We crossed aMHCII KO mice with proatherogenic low density lipoprotein receptor knockout (LDLR-/-) mice, aged the female animals for one year to accelerate atherosclerosis and hepatic injury, and fed them WD for twelve weeks (n=12 control, n=12 aMHCII KO). Glucose (GTT) and insulin (ITT) tolerance tests, body fat composition and fasting blood were collected prior to WD start and at study end. At the time of sacrifice, visceral adipose tissue was collected for T cell flow analysis and gene expression, liver was collected for liver fat analysis and histology, and aortas were collected for atherosclerotic lesion area measurement.

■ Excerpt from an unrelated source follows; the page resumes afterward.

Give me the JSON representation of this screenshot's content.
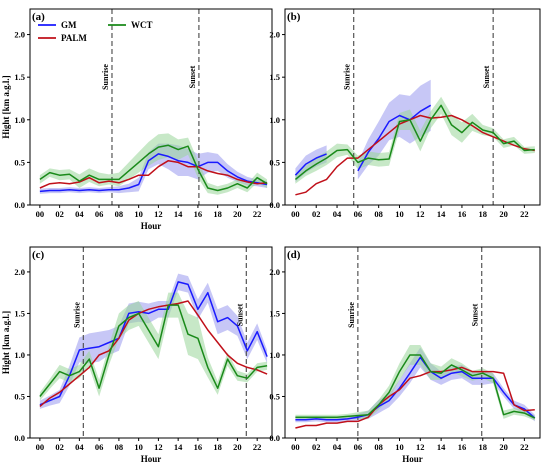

Results showed that the female aMHCII KO mice experienced a significantly lower percent weight gain over 12 weeks than wild-type (control) littermate control mice, despite demonstrating no significant difference in overall percent body fat. The knockout mice additionally demonstrated improved glucose tolerance after 12 weeks of WD, compared to the control mice (AUC control = 23090.0 +/- 520.9 vs. KO= 20442.3 +/- 657.9, P=0.0045), although no difference was observed in insulin sensitivity. No difference was found in circulating plasma triglyceride or cholesterol levels; however, liver fat accumulation was significantly decreased in KO mice (control= 17.14 +/- 0.93 %fat vs. KO= 13.89 +/- 1.04 %fat, P=0.039). Finally, no difference was found in atherosclerosis % lesion area of the aorta. These results support that the adipocyte knockout of MHCII leads to improvement in the metabolic and hepatic phenotype in female mice after 12 weeks on WD. However, as the females demonstrated some variation from the effects seen in male mice, further investigation into the cause of these differences is warranted.